Gregor MacLeod schob die Scheibe mit dem Rücken zum Tor, sah nicht einmal, wohin sein Schuss flog, und traf trotzdem. In diesem Moment schlug Köln dem Tabellenzweiten München das Herz aus der Brust – und der DEL-Spitze eine 18-Punkte-Dürre ins Kontor.

Die haie ziehen die reißleine, münchen rutscht ab

1:0 in der Olympia-Eishalle, 1:0 für die Ewigkeit. Die Partie war eine Schachpartie auf Kufen, 60 Minuten Nervenkrieg, in denen jeder Check wie ein Eigentor klingen konnte. Janne Juvonen im Kölner Kasten klopfte dreimal Aluminium an, bevor er die Null wahrte.
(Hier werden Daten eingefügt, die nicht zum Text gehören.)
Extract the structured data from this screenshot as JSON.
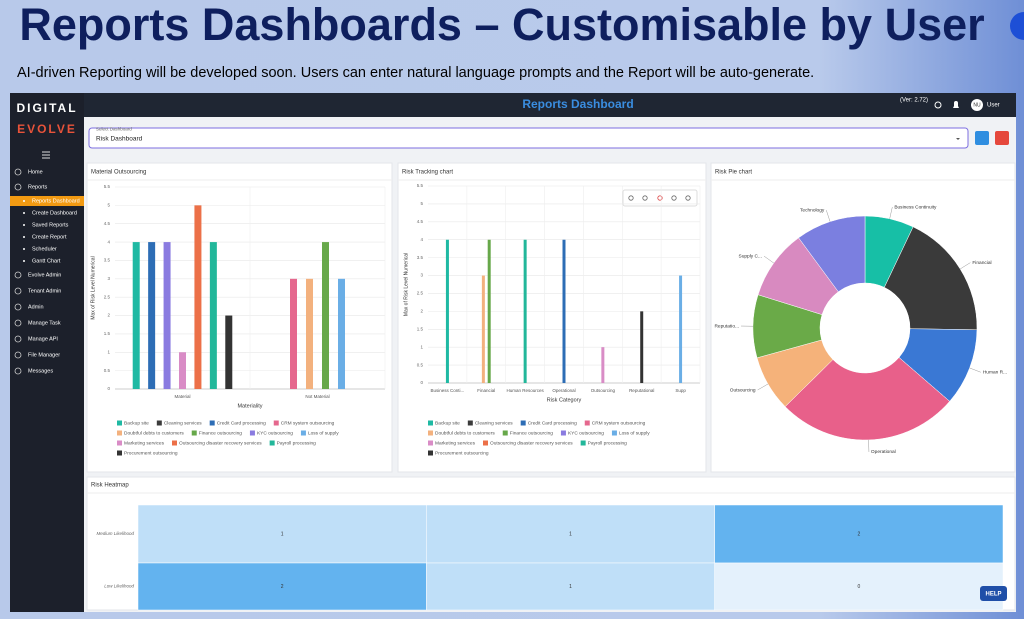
{
  "slide": {
    "title": "Reports Dashboards – Customisable by User",
    "subtitle": "AI-driven Reporting will be developed soon.  Users can enter natural language prompts and the Report will be auto-generate."
  },
  "app": {
    "logo": [
      "DIGITAL",
      "EVOLVE"
    ],
    "header_title": "Reports Dashboard",
    "version": "(Ver: 2.72)",
    "avatar": "NU",
    "user": "User",
    "menu_top": [
      "Home",
      "Reports"
    ],
    "reports_submenu": [
      "Reports Dashboard",
      "Create Dashboard",
      "Saved Reports",
      "Create Report",
      "Scheduler",
      "Gantt Chart"
    ],
    "menu_bottom": [
      "Evolve Admin",
      "Tenant Admin",
      "Admin",
      "Manage Task",
      "Manage API",
      "File Manager",
      "Messages"
    ],
    "select_label": "Select Dashboard",
    "select_value": "Risk Dashboard",
    "help": "HELP"
  },
  "charts": [
    {
      "type": "bar",
      "title": "Material Outsourcing",
      "x_label": "Materiality",
      "y_label": "Max of Risk Level Numerical",
      "categories": [
        "Material",
        "Not Material"
      ],
      "ylim": [
        0,
        5.5
      ],
      "yticks": [
        0,
        0.5,
        1,
        1.5,
        2,
        2.5,
        3,
        3.5,
        4,
        4.5,
        5,
        5.5
      ],
      "grid": true,
      "series": [
        {
          "name": "Backup site",
          "color": "#1fb9a3",
          "values": [
            4,
            null
          ]
        },
        {
          "name": "Cleaning services",
          "color": "#3b3b3b",
          "values": [
            null,
            null
          ]
        },
        {
          "name": "Credit Card processing",
          "color": "#2d6db5",
          "values": [
            4,
            null
          ]
        },
        {
          "name": "CRM system outsourcing",
          "color": "#e5688e",
          "values": [
            null,
            3
          ]
        },
        {
          "name": "Doubtful debts to customers",
          "color": "#f3b17e",
          "values": [
            null,
            3
          ]
        },
        {
          "name": "Finance outsourcing",
          "color": "#67a84a",
          "values": [
            null,
            4
          ]
        },
        {
          "name": "KYC outsourcing",
          "color": "#8a7be0",
          "values": [
            4,
            null
          ]
        },
        {
          "name": "Loss of supply",
          "color": "#6aaee6",
          "values": [
            null,
            3
          ]
        },
        {
          "name": "Marketing services",
          "color": "#d98cc6",
          "values": [
            1,
            null
          ]
        },
        {
          "name": "Outsourcing disaster recovery services",
          "color": "#ec7048",
          "values": [
            5,
            null
          ]
        },
        {
          "name": "Payroll processing",
          "color": "#22b79a",
          "values": [
            4,
            null
          ]
        },
        {
          "name": "Procurement outsourcing",
          "color": "#333333",
          "values": [
            2,
            null
          ]
        }
      ]
    },
    {
      "type": "bar",
      "title": "Risk Tracking chart",
      "x_label": "Risk Category",
      "y_label": "Max of Risk Level Numerical",
      "categories": [
        "Business Conti...",
        "Financial",
        "Human Resources",
        "Operational",
        "Outsourcing",
        "Reputational",
        "Supp"
      ],
      "ylim": [
        0,
        5.5
      ],
      "yticks": [
        0,
        0.5,
        1,
        1.5,
        2,
        2.5,
        3,
        3.5,
        4,
        4.5,
        5,
        5.5
      ],
      "grid": true,
      "series": [
        {
          "name": "Backup site",
          "color": "#1fb9a3",
          "values": [
            4,
            null,
            null,
            null,
            null,
            null,
            null
          ]
        },
        {
          "name": "Cleaning services",
          "color": "#3b3b3b",
          "values": [
            null,
            null,
            null,
            null,
            null,
            null,
            null
          ]
        },
        {
          "name": "Credit Card processing",
          "color": "#2d6db5",
          "values": [
            null,
            null,
            null,
            4,
            null,
            null,
            null
          ]
        },
        {
          "name": "CRM system outsourcing",
          "color": "#e5688e",
          "values": [
            null,
            null,
            null,
            null,
            null,
            null,
            null
          ]
        },
        {
          "name": "Doubtful debts to customers",
          "color": "#f3b17e",
          "values": [
            null,
            3,
            null,
            null,
            null,
            null,
            null
          ]
        },
        {
          "name": "Finance outsourcing",
          "color": "#67a84a",
          "values": [
            null,
            4,
            null,
            null,
            null,
            null,
            null
          ]
        },
        {
          "name": "KYC outsourcing",
          "color": "#8a7be0",
          "values": [
            null,
            null,
            null,
            null,
            null,
            null,
            null
          ]
        },
        {
          "name": "Loss of supply",
          "color": "#6aaee6",
          "values": [
            null,
            null,
            null,
            null,
            null,
            null,
            3
          ]
        },
        {
          "name": "Marketing services",
          "color": "#d98cc6",
          "values": [
            null,
            null,
            null,
            null,
            1,
            null,
            null
          ]
        },
        {
          "name": "Outsourcing disaster recovery services",
          "color": "#ec7048",
          "values": [
            null,
            null,
            null,
            null,
            null,
            null,
            null
          ]
        },
        {
          "name": "Payroll processing",
          "color": "#22b79a",
          "values": [
            null,
            null,
            4,
            null,
            null,
            null,
            null
          ]
        },
        {
          "name": "Procurement outsourcing",
          "color": "#333333",
          "values": [
            null,
            null,
            null,
            null,
            null,
            2,
            null
          ]
        }
      ]
    },
    {
      "type": "pie",
      "title": "Risk Pie chart",
      "categories": [
        "Business Continuity",
        "Financial",
        "Human R...",
        "Operational",
        "Outsourcing",
        "Reputatio...",
        "Supply C...",
        "Technology"
      ],
      "values": [
        7,
        18,
        11,
        26,
        8,
        9,
        10,
        10
      ],
      "colors": [
        "#17bfa6",
        "#3a3a3a",
        "#3a78d4",
        "#e8608a",
        "#f5b27a",
        "#6aaa48",
        "#d88ac0",
        "#7b7fe0"
      ]
    }
  ],
  "heatmap": {
    "title": "Risk Heatmap",
    "rows": [
      "Medium Likelihood",
      "Low Likelihood"
    ],
    "values": [
      [
        1,
        1,
        2
      ],
      [
        2,
        1,
        0
      ]
    ],
    "colors": [
      "#e4f1fc",
      "#bfdff8",
      "#63b3ef"
    ]
  }
}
Mathias Niederberger parierte, bis MacLeod in der 35. Minute mit einem Handgelenksschlenzer die Lücke fand, die keiner vorher sah.
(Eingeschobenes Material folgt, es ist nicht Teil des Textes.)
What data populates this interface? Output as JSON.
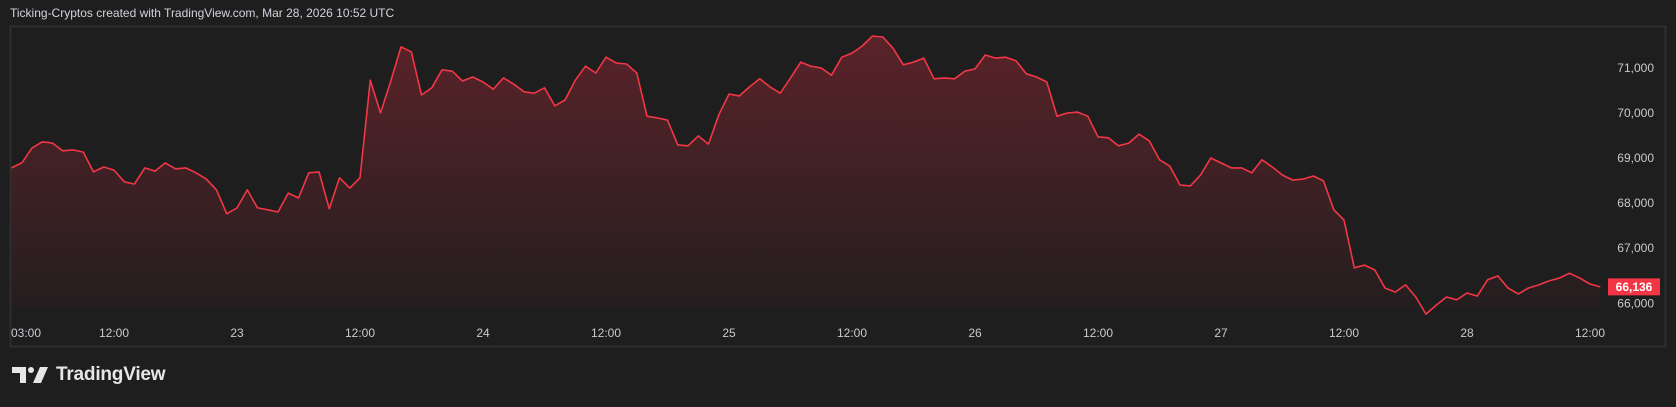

Die Folge: München fällt auf Rang vier, die Haie bleiben erste, und niemand kann sie mehr stürzen – maximal fünf Spiele, maximal theoretisch. Die Adler aus Mannheim, einst Jäger, nun Gejagte, kassierten parallel in Straubing die 2:3-Abreibung. Die Zahl 18 ist kein Vorsprung mehr, es ist ein Graben.

Defensive als offensivwaffe

Defensive als offensivwaffe

Was für ein Paradox: Je mehr München angriff, desto näher kam Köln dem Sieg. Die Haie spielten das alte Play-off-Mantra: First guy back, second guy deep. Sie ließen München laufen, bis die Schlittschuhe qualmten, und schalteten dann um wie ein U-Boot: leise, spitz, tödlich. Kevin Niedenz tanzte in der 42. Minute zwei Verteidiger aus, verzog knapp – aber das war egal, es war die Drohung, die zählte.
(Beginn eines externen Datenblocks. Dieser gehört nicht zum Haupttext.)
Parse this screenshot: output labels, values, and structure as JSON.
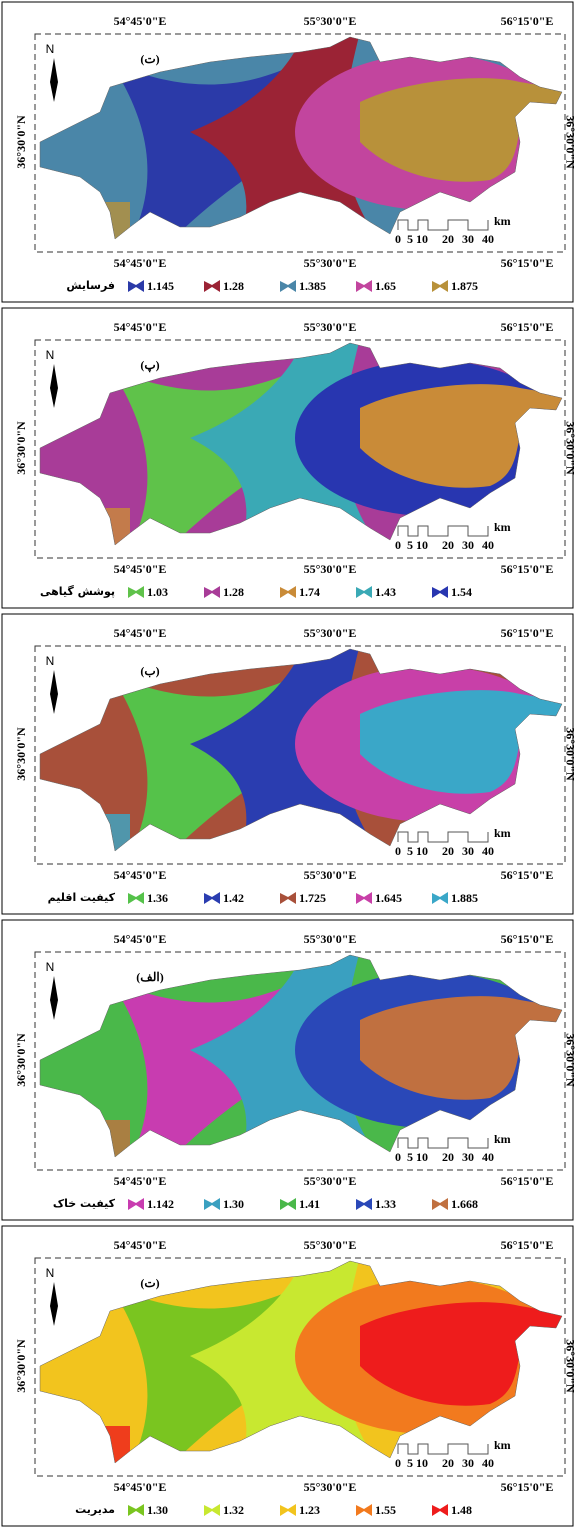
{
  "panels": [
    {
      "label": "(ت)",
      "top_labels": [
        "54°45'0\"E",
        "55°30'0\"E",
        "56°15'0\"E"
      ],
      "bottom_labels": [
        "54°45'0\"E",
        "55°30'0\"E",
        "56°15'0\"E"
      ],
      "left_label": "36°30'0\"N",
      "right_label": "36°30'0\"N",
      "north": "N",
      "scale_labels": [
        "0",
        "5",
        "10",
        "20",
        "30",
        "40"
      ],
      "scale_unit": "km",
      "legend_title": "فرسایش",
      "legend": [
        {
          "label": "1.145",
          "color": "#2b3aa8"
        },
        {
          "label": "1.28",
          "color": "#9b2335"
        },
        {
          "label": "1.385",
          "color": "#4a86a8"
        },
        {
          "label": "1.65",
          "color": "#c2459e"
        },
        {
          "label": "1.875",
          "color": "#b8913a"
        }
      ]
    },
    {
      "label": "(پ)",
      "top_labels": [
        "54°45'0\"E",
        "55°30'0\"E",
        "56°15'0\"E"
      ],
      "bottom_labels": [
        "54°45'0\"E",
        "55°30'0\"E",
        "56°15'0\"E"
      ],
      "left_label": "36°30'0\"N",
      "right_label": "36°30'0\"N",
      "north": "N",
      "scale_labels": [
        "0",
        "5",
        "10",
        "20",
        "30",
        "40"
      ],
      "scale_unit": "km",
      "legend_title": "پوشش گیاهی",
      "legend": [
        {
          "label": "1.03",
          "color": "#5fc24a"
        },
        {
          "label": "1.28",
          "color": "#a83c98"
        },
        {
          "label": "1.74",
          "color": "#c98b38"
        },
        {
          "label": "1.43",
          "color": "#3aa9b5"
        },
        {
          "label": "1.54",
          "color": "#2836b0"
        }
      ]
    },
    {
      "label": "(ب)",
      "top_labels": [
        "54°45'0\"E",
        "55°30'0\"E",
        "56°15'0\"E"
      ],
      "bottom_labels": [
        "54°45'0\"E",
        "55°30'0\"E",
        "56°15'0\"E"
      ],
      "left_label": "36°30'0\"N",
      "right_label": "36°30'0\"N",
      "north": "N",
      "scale_labels": [
        "0",
        "5",
        "10",
        "20",
        "30",
        "40"
      ],
      "scale_unit": "km",
      "legend_title": "کیفیت اقلیم",
      "legend": [
        {
          "label": "1.36",
          "color": "#55c24a"
        },
        {
          "label": "1.42",
          "color": "#2a3db0"
        },
        {
          "label": "1.725",
          "color": "#a8503a"
        },
        {
          "label": "1.645",
          "color": "#c840a8"
        },
        {
          "label": "1.885",
          "color": "#3aa7c8"
        }
      ]
    },
    {
      "label": "(الف)",
      "top_labels": [
        "54°45'0\"E",
        "55°30'0\"E",
        "56°15'0\"E"
      ],
      "bottom_labels": [
        "54°45'0\"E",
        "55°30'0\"E",
        "56°15'0\"E"
      ],
      "left_label": "36°30'0\"N",
      "right_label": "36°30'0\"N",
      "north": "N",
      "scale_labels": [
        "0",
        "5",
        "10",
        "20",
        "30",
        "40"
      ],
      "scale_unit": "km",
      "legend_title": "کیفیت خاک",
      "legend": [
        {
          "label": "1.142",
          "color": "#c83cb0"
        },
        {
          "label": "1.30",
          "color": "#3aa0c0"
        },
        {
          "label": "1.41",
          "color": "#4ab84a"
        },
        {
          "label": "1.33",
          "color": "#2a48b8"
        },
        {
          "label": "1.668",
          "color": "#c07040"
        }
      ]
    },
    {
      "label": "(ت)",
      "top_labels": [
        "54°45'0\"E",
        "55°30'0\"E",
        "56°15'0\"E"
      ],
      "bottom_labels": [
        "54°45'0\"E",
        "55°30'0\"E",
        "56°15'0\"E"
      ],
      "left_label": "36°30'0\"N",
      "right_label": "36°30'0\"N",
      "north": "N",
      "scale_labels": [
        "0",
        "5",
        "10",
        "20",
        "30",
        "40"
      ],
      "scale_unit": "km",
      "legend_title": "مدیریت",
      "legend": [
        {
          "label": "1.30",
          "color": "#7ac520"
        },
        {
          "label": "1.32",
          "color": "#c8e830"
        },
        {
          "label": "1.23",
          "color": "#f2c41e"
        },
        {
          "label": "1.55",
          "color": "#f27a1e"
        },
        {
          "label": "1.48",
          "color": "#ee1c1c"
        }
      ]
    }
  ]
}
Münchens Coach Don Jackson zog Niederberger 2:47 vor Ende, stellte um auf 6 gegen 4, doch die Scheibe fand keinen Weg durch das Kölner Wandgefüge. Die letzten Sekunden tickten wie ein Countdown im Bunker. Puck weg. Schiri pfeift. Tabellenkracher entschieden.

Am Mittwoch empfangen die Haie Augsburg, München muss nach Iserlohn. Die Frage ist nicht mehr, wer die Meisterschaft gewinnt – die lautet: Wer kann Köln noch ein Bein stellen? Die Antwort steht seit Sonntagabend fest: erstmal niemand.